Angela Bacon-Kidwell lives in Texas and is a painter as well as a photographer. Her work is wonderfully creative, personal, fun and surreal. In the last few years her photographs have been published quite a bit and exhibited in various shows around the country. This page features a new body of work created mostly in 2011. Below are her comments on the work.
Statement:
The motive in this body of work is to mend the tension and tragedy created when conflicting emotions meet. Walking through the highs of my recent travel to China and the lows of significant personal loss, I have been searching for a visual level of communication that would unite traces of my existence. I have become increasingly fascinated by how tenacious life is and yet how in a moment survival ceases. The fragility of life is represented in this work by a personal language of symbols. I want all my images to have real meaning for me, even if it is not easily read by the viewer. By working more abstractly, the dissimilar images connect to one another in unexpected ways causing a thought or idea to evolve. The juxtaposition of death and despair, represented by skeletons, old age and holes connected to a joyous life filled with children, birds and Ferris Wheels examine the complicated and chaotic ways in which life contracts, expands, converges and divests in our personal journeys.

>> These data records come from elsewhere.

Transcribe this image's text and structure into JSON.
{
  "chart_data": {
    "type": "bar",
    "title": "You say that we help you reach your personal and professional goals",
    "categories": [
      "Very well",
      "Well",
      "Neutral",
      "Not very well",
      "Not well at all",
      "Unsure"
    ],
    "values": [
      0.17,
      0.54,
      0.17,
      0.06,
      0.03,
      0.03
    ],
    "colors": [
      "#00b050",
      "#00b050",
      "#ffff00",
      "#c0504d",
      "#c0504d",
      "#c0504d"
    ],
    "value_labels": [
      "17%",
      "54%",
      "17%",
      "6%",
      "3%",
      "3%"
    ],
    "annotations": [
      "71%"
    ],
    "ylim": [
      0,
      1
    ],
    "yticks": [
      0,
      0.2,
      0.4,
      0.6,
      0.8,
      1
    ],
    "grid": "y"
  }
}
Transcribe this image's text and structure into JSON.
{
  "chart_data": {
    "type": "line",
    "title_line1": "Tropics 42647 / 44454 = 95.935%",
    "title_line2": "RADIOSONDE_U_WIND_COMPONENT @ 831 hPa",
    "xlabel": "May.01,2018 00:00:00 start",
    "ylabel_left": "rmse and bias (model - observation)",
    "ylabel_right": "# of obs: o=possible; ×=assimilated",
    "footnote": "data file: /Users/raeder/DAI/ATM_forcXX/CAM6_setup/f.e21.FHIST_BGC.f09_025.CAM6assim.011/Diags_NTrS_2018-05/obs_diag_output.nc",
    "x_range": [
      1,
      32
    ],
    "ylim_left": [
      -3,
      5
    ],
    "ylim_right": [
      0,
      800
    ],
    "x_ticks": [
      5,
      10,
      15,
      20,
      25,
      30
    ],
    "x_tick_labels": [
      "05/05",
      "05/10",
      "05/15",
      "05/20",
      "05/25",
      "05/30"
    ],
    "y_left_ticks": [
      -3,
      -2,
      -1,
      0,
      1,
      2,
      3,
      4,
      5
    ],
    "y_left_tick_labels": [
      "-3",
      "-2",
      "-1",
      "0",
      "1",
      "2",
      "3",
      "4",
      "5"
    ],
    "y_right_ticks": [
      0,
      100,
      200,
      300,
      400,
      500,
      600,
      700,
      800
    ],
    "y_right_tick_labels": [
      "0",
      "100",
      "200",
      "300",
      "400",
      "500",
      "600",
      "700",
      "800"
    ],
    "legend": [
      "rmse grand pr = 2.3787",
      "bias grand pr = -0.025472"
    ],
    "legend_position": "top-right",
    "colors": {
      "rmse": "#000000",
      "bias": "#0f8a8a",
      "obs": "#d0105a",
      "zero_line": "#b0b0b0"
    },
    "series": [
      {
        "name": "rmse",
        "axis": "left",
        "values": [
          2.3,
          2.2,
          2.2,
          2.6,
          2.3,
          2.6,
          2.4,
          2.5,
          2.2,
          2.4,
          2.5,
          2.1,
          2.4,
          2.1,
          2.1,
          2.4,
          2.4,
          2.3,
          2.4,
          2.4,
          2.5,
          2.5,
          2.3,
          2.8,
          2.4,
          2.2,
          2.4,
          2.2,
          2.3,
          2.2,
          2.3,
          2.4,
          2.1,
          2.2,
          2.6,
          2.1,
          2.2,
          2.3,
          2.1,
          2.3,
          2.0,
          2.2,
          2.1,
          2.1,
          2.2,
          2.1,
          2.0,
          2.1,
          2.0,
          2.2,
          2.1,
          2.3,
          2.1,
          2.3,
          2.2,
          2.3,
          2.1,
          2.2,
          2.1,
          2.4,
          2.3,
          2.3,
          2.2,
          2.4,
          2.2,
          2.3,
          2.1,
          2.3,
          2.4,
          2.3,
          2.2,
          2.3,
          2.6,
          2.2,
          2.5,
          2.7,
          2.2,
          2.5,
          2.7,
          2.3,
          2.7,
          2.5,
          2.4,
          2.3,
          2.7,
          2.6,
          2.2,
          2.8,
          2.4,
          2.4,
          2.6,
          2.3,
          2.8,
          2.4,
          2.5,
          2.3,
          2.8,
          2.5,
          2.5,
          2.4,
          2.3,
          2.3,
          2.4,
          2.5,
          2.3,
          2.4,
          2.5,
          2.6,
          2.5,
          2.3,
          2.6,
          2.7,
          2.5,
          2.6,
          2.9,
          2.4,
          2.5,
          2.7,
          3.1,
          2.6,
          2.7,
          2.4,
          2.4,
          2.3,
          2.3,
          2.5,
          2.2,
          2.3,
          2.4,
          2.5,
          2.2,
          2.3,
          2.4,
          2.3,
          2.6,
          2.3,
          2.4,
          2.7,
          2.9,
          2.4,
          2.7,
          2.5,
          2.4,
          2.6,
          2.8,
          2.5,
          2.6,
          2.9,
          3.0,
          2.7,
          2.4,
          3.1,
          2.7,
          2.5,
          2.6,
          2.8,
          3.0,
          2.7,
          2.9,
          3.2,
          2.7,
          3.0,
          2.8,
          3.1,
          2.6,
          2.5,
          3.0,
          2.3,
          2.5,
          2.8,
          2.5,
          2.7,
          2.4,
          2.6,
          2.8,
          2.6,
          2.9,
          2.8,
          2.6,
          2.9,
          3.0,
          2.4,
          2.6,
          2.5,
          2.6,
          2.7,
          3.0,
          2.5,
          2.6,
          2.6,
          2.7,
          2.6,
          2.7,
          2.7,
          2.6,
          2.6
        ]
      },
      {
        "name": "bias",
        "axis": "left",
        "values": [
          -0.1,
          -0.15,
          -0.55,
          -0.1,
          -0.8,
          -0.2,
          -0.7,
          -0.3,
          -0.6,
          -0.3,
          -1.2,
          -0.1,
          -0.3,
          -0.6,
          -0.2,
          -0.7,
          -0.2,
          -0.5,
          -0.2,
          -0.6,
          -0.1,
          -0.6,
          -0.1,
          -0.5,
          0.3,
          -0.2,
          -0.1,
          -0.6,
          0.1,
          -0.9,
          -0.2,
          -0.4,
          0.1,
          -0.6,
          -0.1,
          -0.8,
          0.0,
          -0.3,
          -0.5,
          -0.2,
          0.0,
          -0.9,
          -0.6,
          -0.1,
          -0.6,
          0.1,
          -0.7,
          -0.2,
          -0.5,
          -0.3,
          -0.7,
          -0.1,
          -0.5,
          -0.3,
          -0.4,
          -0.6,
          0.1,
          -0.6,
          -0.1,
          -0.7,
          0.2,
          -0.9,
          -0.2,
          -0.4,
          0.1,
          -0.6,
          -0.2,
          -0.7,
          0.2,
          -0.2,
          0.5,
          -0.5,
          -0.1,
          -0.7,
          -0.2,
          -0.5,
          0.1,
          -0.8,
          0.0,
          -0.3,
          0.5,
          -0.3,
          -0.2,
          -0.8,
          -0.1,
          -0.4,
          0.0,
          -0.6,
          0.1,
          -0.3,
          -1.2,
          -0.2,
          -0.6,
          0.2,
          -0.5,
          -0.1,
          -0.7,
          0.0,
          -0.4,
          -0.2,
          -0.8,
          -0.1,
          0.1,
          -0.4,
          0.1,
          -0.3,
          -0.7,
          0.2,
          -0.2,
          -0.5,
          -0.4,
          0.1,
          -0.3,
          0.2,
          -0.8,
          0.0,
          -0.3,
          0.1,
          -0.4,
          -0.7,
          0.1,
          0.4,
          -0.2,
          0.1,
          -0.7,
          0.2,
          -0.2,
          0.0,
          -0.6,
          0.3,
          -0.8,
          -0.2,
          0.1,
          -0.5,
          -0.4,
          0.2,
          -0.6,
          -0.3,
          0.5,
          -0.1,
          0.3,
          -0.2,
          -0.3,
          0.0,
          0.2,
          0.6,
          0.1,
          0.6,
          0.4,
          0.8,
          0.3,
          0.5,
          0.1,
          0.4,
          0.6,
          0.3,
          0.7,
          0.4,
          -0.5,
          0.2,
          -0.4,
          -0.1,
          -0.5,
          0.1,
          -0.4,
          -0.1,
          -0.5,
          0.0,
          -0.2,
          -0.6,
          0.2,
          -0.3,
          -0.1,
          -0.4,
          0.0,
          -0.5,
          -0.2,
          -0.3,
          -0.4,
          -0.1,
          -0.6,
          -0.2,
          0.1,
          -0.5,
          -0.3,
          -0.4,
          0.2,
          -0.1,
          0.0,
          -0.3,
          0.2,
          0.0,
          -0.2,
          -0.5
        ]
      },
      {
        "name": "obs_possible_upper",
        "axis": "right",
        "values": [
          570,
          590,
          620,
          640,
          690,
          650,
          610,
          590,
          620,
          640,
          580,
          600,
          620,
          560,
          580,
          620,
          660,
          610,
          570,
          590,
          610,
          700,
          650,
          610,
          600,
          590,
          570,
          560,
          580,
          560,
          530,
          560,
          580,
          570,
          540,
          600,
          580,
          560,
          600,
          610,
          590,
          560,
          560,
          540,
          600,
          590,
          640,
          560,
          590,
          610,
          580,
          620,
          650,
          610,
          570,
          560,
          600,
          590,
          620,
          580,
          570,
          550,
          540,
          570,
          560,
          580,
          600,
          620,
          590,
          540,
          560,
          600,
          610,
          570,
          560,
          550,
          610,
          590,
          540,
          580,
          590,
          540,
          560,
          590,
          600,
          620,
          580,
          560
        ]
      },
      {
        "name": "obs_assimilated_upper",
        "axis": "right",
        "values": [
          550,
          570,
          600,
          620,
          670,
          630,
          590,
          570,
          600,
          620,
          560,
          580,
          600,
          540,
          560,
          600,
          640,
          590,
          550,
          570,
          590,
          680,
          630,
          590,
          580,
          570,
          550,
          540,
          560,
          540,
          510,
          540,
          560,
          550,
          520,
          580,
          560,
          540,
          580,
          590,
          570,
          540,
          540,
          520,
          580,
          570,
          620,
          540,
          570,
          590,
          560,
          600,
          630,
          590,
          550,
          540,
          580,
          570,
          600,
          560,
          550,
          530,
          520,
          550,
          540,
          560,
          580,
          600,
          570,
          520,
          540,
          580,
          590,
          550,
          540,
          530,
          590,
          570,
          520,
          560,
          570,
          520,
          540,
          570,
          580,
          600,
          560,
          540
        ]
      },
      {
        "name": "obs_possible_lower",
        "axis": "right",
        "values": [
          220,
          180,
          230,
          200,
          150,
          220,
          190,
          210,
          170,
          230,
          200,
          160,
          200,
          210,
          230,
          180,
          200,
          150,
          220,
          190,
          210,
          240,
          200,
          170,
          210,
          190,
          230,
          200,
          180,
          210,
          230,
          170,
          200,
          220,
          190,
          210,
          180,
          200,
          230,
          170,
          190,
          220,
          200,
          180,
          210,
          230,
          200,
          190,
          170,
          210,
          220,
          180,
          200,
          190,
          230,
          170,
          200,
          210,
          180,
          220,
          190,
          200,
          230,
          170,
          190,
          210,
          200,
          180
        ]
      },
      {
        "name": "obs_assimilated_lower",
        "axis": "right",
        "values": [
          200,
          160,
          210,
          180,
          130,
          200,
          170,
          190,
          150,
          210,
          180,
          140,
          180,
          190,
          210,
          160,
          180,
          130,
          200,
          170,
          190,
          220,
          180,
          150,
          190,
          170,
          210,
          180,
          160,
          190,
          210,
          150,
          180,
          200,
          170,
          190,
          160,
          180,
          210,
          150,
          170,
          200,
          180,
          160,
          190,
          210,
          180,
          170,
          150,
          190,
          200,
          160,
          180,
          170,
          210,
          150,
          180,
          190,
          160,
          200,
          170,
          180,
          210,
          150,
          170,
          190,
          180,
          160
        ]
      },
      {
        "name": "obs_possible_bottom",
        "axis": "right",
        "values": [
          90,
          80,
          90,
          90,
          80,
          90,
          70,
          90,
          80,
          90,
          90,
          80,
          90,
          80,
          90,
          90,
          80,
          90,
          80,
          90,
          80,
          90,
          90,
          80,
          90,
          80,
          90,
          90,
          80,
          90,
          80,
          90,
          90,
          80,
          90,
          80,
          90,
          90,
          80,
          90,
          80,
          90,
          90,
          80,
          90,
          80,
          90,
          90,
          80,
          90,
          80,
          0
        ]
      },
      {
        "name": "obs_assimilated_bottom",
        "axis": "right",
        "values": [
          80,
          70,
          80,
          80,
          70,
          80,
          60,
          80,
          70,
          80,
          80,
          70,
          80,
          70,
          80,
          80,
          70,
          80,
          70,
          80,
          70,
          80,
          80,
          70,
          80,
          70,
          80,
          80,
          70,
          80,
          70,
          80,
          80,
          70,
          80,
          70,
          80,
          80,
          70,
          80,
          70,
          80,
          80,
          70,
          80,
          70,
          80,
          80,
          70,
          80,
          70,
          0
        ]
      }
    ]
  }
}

By stretching the image to near disintegration by burning, freezing and submersions I seek to release my emotions and give respect to a life that has been fully lived. The emotions I sought to bandage together resulted in a somber, but completely liberating experience.
Process:
Numerous layers of hand painted photographs, drawings and resin make up a single image. The final results are a complex layering process and not complete digital manipulations. The image is printed and re-photographed under various conditions in one final effort to heal the tender wounds that bind my own existence.